Besides, in many studies on the anticoccidial effect of medicinal plants, authors have proven the effectiveness of certain plants in attenuation of the haemorrhage accompanying the development of Eimeria tenella, without identifying the active ingredient responsible for its effectiveness (Youn and Noh, 2001; Giannenas et al., 2003; Du and Hu, 2004). So, the beneficial effect of some of the unidentified compounds of the plant we have studied is also likely.

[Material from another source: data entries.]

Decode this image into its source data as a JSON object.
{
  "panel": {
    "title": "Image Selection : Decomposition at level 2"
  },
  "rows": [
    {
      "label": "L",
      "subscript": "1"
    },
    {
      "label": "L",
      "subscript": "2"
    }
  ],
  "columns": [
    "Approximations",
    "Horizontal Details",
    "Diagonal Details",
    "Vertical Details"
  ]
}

The prophylactic effects of A herba alba Asso have been examined in our study on Eimeria tenella-challenged broilers. Based on our results, it may be concluded that the addition of Artemisia herba-alba Asso at 5% to the broiler’s diet has a positive effect on lowering the bloody diarrhoea intensity. In the search for alternatives to conventional anticoccidial drugs, our findings are encouraging. The effect of A. herba alba Asso was comparable to that of traditional prophylactic anticoccidial drugs: reduction of mortality rate and prevention of collapse of haematological parameters. At this stage of our research, it is difficult to recommend the definitive replacement of monensin by 5% of Artemisia herba-alba Asso in animal’s diet, but the results are very promising for the plant to be the alternative in the future. Further studies with larger numbers of animals and assessing other biological parameters are needed. The studied plant deserves to be the subject of more in-depth studies for better exploitation of its properties. As a first step in applying our results, the plant may be indicated to be exploited by farmers to reduce the economic impact of coccidiosis, before use is standardized as regards the rate and duration of incorporation us a phytogenic feed additive.